Fixing Postcodes
Published 16 years, 2 months pastIn case anyone’s interested, I finally updated the ZIP archive of all the countries and postcodes from the 2008 ALA survey. The two files are sorted like before, but this time leading-zero postcodes haven’t had their leading zeroes stripped by Excel. Oh, Excel.
I have learned way more about Excel’s “helpful” handling of CSV and text imports than I ever wanted to know. The basic drill is, if you want to open a CSV or text file but don’t want Excel to be “helpful”, don’t drop the file onto Excel or double-click the file icon. No no! That would be too easy.
Instead, launch Excel, select “File > Open”, and then select the CSV or text file you want to open in the file browser. Go through the Text Import Wizard carefully:
- Tell Excel that the file is delimited on the first screen. (Or, if it isn’t, then don’t. I bet it is, though.)
- Tell Excel what delimiter you’re using on the second screen.
- Then—this is the crucial bit—on the third Wizard screen, select the columns you don’t want Excel to “help” you with and set them to “Text”. Be careful about setting all the columns as “Text”, though: if you have non-ASCII characters, Excel will “helpfully” replace their contents with octothorpes when you try to export the data later. Such “help”! It’s so “helpful”!
Yay! An open file where the data is all in its original state!
Now you can save the file as an Excel workbook and it should (but please note my use of the word should) leave your data alone. Ditto if you do “Save As…” to export to CSV or text again, which you might do if you run some calculations and want to capture the result in a basic, portable format. But remember! If you ever want to open those CSV/text files in Excel, you can’t just open them. You have to go through the whole text-import process again.
So the survey files now contain actual useful data, especially for countries where postcodes can start with zeroes. (Which is a lot of them.) The files also have the usual bits of abuse that come along with daring to ask people to supply optional information, because I didn’t even try to filter that stuff out. So, you know, naughty words ahead.
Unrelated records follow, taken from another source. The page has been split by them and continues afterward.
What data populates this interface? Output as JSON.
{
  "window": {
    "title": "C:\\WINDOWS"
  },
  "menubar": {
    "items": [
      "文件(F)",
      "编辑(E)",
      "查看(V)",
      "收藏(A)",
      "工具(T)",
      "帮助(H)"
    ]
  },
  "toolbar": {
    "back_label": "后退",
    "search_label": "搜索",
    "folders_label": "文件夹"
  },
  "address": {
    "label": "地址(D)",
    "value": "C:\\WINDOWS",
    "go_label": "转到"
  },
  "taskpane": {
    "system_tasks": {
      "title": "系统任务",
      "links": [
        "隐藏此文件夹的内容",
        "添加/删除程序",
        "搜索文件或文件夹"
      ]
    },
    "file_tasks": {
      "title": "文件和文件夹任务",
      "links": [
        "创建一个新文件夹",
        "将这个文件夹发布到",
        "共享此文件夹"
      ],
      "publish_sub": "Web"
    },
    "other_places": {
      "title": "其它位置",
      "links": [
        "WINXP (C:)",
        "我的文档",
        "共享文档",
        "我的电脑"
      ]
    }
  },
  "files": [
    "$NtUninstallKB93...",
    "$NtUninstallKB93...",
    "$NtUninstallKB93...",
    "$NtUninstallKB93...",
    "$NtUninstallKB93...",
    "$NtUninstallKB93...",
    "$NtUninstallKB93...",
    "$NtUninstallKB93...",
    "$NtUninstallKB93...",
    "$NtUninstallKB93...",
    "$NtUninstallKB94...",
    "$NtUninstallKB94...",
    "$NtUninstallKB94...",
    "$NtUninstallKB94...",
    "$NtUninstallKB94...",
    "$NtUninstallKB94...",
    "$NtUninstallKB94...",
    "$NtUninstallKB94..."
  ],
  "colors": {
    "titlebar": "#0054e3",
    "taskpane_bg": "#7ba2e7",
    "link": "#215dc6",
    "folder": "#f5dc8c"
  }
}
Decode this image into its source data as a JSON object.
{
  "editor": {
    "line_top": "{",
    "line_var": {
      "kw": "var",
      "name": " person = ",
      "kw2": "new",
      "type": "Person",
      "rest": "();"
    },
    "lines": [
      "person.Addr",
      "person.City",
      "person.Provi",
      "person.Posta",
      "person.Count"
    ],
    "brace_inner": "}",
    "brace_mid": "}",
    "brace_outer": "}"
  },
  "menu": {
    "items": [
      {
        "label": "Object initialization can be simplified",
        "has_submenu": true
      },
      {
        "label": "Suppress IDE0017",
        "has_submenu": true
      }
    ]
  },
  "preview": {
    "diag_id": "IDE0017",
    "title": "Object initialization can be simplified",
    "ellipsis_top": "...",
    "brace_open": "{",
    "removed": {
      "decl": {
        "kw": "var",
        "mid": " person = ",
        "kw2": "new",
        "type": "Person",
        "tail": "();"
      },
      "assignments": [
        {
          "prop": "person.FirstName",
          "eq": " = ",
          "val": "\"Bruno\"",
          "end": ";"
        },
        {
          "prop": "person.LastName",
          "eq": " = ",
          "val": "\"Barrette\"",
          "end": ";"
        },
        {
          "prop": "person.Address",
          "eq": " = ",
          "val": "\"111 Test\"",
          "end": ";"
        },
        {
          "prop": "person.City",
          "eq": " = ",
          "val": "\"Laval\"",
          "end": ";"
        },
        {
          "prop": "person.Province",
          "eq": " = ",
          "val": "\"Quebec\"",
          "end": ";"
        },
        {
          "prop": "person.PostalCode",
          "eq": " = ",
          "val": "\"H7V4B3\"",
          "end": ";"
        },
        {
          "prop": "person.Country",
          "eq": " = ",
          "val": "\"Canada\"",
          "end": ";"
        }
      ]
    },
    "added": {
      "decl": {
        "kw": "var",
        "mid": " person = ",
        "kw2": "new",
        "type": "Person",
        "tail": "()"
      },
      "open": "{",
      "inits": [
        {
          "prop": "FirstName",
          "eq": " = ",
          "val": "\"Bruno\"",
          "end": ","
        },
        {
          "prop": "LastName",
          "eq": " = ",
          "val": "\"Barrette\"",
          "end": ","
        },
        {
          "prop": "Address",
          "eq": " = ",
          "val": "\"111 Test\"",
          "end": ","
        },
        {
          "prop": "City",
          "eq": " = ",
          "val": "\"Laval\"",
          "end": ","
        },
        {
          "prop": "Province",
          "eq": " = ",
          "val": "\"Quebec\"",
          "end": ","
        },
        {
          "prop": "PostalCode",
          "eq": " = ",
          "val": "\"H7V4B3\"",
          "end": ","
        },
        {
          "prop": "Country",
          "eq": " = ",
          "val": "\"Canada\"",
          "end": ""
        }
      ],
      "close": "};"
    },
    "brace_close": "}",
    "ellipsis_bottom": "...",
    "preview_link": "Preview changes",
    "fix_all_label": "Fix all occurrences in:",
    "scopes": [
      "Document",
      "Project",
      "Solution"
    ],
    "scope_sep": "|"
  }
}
In part, I’m posting this to leave a record for anyone else who runs into the same problems I had, and also to remind myself of what has to be done next year. Also to provide a heads-up to anyone who’d like to grab the fixed-up data and do fun mapping stuff with it, as did some commenters on the previous post.
Comments (15)
Why do you have .ar as the “Argentine Republic of Argentina” ?
It’s “Argentina, Argentine Republic”, which (like all the country names) comes the Wikipedia list of countries by continent, which is in turn based on UN and ISO data.
In my experience, OpenOffice Calc is more intuitive when handling CSV, especially when exporting. If I have a spreadsheet that needs to become a database table, I always run it through OOCalc first.
I have to agree with Matthew. OpenOffice Calc is great for dealing with CSV and similar files. It’s the main reason I have it on my system. In fact, all CSV files are associated with OpenOffice Calc so all I have to do is double-click and I’m good to go!
Excel?? OpenOffice Ruuuulezz… =)
And yet, there are tons of people who have to use Excel and use it to open data from other sources, so perhaps this will be of some use to them. Which is, as I said, part of why I posted it.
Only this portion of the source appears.